Cool huh? You're basically back where you started with a working SNMP agent, but with oracle doing proxxy magic to net/ucd snmp. You should shore up the security by tailoring the config files and your firewall to your needs. Now you just need to figure out which datums are important to you and throw them at MRTG or HPOV or whatever.

Problems? The 'peers' have some kind of lock on a socket or file that takes 5 minutes to release. So you either have to wait or reboot to start master_peer or encap_peer. These are files to check for messages:

  • $ORACLE_HOME/network/logs/dbsnmpw.log
  • $ORACLE_HOME/network/logs/dbsnmpw.log
  • $ORACLE_HOME/network/snmp/peer/master_peer.out
  • $ORACLE_HOME/network/snmp/peer/encap_peer.out
  • $ORACLE_HOME/network/snmp/peer/snmpd.out

Some references I used
http://download-west.oracle.com/docs/cd/A87860_01/doc/em.817/a85249/toc.htm
Google groups discussion
http://sourceforge.net/docman/display_doc.php?docid=5201&group_id=12694

4 Comments

I've been looking for a reference like this. Do you have anything similar for Solaris 9's default snmpdx daemon?

Nice write up. Only problem I'm having (on SuSE 9.1, Oracle 9.0.2.4) is that start_peer starts the master on udp/161, starts the peer, then starts the native snmpd (/usr/sbin/snmpd) which then tries to bind to udp/161 and tcp/1161. The udp bind fails, of course. Any ideas/suggestions?

I am trying to set up Oracle so that we can monitor the performance using SNMP data. You are correct that Oracle support is horrible. Would it be possible for you to guide me. Our platform is : Oracle 9i on SOlaris 2.8.

Hello guys. I've got recipe for Oracle 9.2 on Debian GNU/Linux 3.1 (Sarge).

Thanks Jim Weller for his article - it helped alot.

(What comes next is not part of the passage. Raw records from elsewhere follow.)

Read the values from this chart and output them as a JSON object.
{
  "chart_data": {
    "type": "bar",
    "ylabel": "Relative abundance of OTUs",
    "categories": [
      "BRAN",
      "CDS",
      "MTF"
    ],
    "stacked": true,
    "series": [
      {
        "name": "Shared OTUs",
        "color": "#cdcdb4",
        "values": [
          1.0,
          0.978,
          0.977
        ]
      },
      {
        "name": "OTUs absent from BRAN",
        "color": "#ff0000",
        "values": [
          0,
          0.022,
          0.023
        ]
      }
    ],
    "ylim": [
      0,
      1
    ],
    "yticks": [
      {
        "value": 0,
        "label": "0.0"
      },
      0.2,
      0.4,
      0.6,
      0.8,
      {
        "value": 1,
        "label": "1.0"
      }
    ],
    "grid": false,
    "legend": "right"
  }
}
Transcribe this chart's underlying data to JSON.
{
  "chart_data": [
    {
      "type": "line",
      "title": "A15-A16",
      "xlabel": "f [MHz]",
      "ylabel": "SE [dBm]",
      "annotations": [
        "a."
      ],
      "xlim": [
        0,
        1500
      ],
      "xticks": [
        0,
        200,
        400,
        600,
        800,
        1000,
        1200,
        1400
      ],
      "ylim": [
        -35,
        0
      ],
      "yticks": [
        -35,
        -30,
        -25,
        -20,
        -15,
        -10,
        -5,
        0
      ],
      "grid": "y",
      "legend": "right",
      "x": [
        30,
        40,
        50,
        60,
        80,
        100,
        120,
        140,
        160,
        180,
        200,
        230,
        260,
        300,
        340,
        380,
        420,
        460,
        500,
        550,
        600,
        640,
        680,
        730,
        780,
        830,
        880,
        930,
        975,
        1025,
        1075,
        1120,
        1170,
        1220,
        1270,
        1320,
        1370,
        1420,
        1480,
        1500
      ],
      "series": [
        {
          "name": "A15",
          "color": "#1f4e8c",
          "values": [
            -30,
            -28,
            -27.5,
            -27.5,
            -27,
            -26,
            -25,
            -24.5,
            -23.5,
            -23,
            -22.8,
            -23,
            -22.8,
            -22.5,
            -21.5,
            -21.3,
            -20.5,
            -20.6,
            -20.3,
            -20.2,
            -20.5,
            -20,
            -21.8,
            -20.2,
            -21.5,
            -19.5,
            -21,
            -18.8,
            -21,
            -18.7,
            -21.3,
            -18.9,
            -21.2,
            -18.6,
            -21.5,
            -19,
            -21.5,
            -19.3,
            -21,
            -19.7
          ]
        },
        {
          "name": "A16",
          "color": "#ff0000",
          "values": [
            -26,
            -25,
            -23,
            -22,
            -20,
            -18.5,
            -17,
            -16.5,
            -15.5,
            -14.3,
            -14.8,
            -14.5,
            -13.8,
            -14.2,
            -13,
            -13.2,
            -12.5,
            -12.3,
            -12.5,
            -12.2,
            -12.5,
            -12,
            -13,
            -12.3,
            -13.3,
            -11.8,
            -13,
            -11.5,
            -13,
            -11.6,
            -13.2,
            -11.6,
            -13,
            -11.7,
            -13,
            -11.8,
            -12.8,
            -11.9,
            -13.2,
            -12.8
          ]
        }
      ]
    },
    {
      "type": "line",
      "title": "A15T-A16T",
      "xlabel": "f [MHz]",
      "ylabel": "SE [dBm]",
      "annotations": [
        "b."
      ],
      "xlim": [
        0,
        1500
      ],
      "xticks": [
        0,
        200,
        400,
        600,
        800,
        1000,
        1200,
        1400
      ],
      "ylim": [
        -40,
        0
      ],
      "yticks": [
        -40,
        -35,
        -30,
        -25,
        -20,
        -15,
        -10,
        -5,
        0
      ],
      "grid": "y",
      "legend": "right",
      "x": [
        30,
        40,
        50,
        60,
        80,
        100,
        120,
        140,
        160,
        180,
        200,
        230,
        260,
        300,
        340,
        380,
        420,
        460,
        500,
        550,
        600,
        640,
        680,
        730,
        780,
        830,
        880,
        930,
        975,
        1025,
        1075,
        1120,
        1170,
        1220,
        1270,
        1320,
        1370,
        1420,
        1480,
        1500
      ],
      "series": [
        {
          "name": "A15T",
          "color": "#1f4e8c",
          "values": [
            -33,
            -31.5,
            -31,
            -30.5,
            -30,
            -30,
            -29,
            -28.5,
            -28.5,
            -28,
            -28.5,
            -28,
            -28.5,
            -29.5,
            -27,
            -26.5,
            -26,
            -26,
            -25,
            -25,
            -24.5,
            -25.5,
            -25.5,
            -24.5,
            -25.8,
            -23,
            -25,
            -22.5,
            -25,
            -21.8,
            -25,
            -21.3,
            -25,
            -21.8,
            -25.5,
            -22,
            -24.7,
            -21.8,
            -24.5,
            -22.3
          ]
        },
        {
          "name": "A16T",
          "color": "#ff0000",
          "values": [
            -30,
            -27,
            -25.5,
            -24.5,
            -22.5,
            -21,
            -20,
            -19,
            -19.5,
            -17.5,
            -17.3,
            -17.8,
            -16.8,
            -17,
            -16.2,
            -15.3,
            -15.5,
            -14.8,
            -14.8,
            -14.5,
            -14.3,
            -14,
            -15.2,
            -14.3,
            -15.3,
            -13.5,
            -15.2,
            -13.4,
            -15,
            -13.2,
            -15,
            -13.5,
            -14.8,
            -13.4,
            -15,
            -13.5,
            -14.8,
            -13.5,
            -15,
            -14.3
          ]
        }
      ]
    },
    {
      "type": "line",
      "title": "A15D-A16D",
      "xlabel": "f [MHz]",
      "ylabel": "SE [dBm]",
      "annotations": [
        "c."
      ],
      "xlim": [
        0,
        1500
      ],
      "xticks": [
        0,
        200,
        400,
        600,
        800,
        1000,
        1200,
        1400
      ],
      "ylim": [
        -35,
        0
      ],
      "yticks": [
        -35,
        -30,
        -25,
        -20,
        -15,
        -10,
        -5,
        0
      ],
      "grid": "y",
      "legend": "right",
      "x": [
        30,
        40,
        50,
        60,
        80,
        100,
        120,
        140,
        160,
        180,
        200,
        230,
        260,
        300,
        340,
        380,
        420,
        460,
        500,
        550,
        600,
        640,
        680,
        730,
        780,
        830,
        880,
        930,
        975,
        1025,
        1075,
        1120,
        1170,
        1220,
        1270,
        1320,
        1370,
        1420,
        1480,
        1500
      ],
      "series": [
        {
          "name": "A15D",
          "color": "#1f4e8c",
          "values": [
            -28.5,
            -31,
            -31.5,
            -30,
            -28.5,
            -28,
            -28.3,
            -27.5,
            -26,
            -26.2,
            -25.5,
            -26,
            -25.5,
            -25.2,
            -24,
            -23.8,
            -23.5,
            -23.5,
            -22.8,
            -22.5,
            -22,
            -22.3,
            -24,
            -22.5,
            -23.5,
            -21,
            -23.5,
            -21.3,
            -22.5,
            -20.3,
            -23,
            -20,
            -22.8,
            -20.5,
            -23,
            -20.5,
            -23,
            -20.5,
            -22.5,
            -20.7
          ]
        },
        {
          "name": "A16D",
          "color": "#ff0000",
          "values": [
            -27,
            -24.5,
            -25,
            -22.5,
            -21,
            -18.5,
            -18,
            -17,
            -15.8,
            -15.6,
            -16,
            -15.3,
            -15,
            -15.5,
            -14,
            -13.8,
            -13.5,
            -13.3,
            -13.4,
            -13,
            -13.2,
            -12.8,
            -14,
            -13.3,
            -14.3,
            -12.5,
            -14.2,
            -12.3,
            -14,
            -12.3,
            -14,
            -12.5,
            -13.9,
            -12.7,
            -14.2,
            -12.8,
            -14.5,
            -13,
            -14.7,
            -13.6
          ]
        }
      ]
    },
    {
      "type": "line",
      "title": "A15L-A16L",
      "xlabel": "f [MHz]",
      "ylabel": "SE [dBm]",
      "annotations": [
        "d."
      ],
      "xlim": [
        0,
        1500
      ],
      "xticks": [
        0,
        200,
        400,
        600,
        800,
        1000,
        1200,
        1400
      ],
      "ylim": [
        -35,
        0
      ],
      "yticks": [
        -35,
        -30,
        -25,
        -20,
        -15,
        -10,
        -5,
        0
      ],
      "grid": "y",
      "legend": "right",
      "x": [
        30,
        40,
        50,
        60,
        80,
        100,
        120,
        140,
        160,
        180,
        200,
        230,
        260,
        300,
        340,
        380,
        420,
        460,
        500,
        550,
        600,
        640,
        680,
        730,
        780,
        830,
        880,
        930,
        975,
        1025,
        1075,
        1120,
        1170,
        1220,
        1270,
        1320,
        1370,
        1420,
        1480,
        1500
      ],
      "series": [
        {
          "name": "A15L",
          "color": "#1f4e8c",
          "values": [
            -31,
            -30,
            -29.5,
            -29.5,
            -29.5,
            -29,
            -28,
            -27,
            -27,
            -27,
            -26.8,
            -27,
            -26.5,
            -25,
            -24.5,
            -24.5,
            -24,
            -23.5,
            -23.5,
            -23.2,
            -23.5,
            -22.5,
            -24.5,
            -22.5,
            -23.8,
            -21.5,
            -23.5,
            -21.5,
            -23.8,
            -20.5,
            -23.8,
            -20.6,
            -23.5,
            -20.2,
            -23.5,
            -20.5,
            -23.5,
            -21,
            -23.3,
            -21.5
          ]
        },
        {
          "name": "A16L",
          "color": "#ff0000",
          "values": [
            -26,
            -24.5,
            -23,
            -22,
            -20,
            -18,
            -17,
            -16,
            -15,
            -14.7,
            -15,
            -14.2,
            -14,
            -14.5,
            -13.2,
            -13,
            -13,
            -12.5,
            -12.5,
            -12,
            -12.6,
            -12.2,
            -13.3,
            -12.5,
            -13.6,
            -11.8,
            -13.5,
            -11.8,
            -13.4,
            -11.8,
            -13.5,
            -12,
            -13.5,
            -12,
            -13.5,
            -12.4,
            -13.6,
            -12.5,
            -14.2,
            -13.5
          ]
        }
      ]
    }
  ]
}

So procedure is following ('#' prepends root's command prompt, '$' prepends oracle's command prompt):

* install Oracle 9.2

* install SNMP daemon and stop it immediately:
# aptitude install snmpd
# /etc/init.d/snmpd stop

* edit Oracle config files in В $ORACLE_HOME/network/snmp/peer:

- CONFIG.encap:

AGENT AT PORT 1161 WITH COMMUNITY public
SUBTREES 1.3.6.1.2.1.1,
1.3.6.1.2.1.2,
1.3.6.1.2.1.3,
1.3.6.1.2.1.4,
1.3.6.1.2.1.5,
1.3.6.1.2.1.6,
1.3.6.1.2.1.7,
1.3.6.1.2.1.8,
1.3.6.1.2.1.25,
1.3.6.1.2.1.39,
1.3.6.1.4.1.77,
1.3.6.1.4.1.2021,
1.3.6.1.4.1.11.2
FORWARD ALL TRAPS;

- CONFIG.master:

COMMUNITY public
ALLOW GET OPERATIONS
USE NO ENCRYPTION
MEMBERS localhost

- start_peer (change string that start snmp to following):

echo "$SNMPD -p $NEW_SNMPD_PORT >snmpd.out 2>&1 &"
$SNMPD -p $NEW_SNMPD_PORT >snmpd.out 2>&1 &

* copy Oracle MIBs into snmpd mib's directory:

# cp $ORACLE_HOME/network/doc/*.v1 /usr/share/snmp/mibs/

* fix /usr/share/snmp/mibs/onrs.v1:
old content:
Counter
FROM RFC1155-SMI
fixed content:
Counter, enterprises
FROM RFC1155-SMI

* add missing mib RFC1316-MIB

# cd /usr/share/snmp/mib
# wget http://www.simpleweb.org/ietf/mibs/modules/IETF/txt/RFC1316-MIB

* run Oracle's catsnmp.sql script on behalf of SYSDBA

$ sqlplus "/ as sysdba" @$ORACLE_HOME/rdbms/admin/catsnmp.sql

* start 'start_peer':

# cd $ORACLE_HOME/network/snmp/peer
# ./start_peer -a

* make 'dbsnmp' executable (for some strange reason mine 'dbsnmp' was not executable):
$ chmod +x $ORACLKE_HOME/bin/dbsnmp

* then start Oracle Intelligent Agent:

$ agentctl start

* check agent status:

$ agentctl status

* check how the agent is working:

$ snmpwalk -t 30 -M /usr/share/snmp/mibs/ -m all -c public localhost rdbmsMIB

$ snmpwalk -t 30 -M /usr/share/snmp/mibs/ -m all -c public localhost enterprises

(notice that you have to use long timeouts - 30 sec in this case because agent responds very slow).

* create /etc/init.d/orasnmp script:

#!/bin/bash
#
# dbora Start/Stop Oracle SNMP agent
#

ORACLE_HOME=
ORACLE_OWNER=oracle
export ORACLE_HOME
export ORACLE_OWNER

case "$1" in
'start')
echo "Starting Oracle Intelligent Agent"
cd $ORACLE_HOME/network/snmp/peer/
./start_peer -a
sleep 2
su - $ORACLE_OWNER -c "$ORACLE_HOME/bin/agentctl start"
;;
'stop')
echo "Stopping Oracle Intelligent Agent"
su - $ORACLE_OWNER -c "$ORACLE_HOME/bin/agentctl stop"
pkill master_peer
pkill encap_peer
pkill snmpd
sleep 2
if pgrep "master_peer|encap_peer|snmpd"
then
pkill -KILL master_peer
pkill -KILL encap_peer
pkill -KILL snmpd
fi
;;
'status')
echo "Oracle Intelligent Agent status:"
su - $ORACLE_OWNER -c "$ORACLE_HOME/bin/agentctl status"
;;
*)
echo "Usage: $0 start|stop|status"
exit 1
;;
esac

* then turn off snmpd and turn on orasnmp script in startup:

# update-rc.d -f snmpd remove
# update-rc.d orasnmp defaults 50 35

(notice that you have to start orasnmp after starting of oracle database)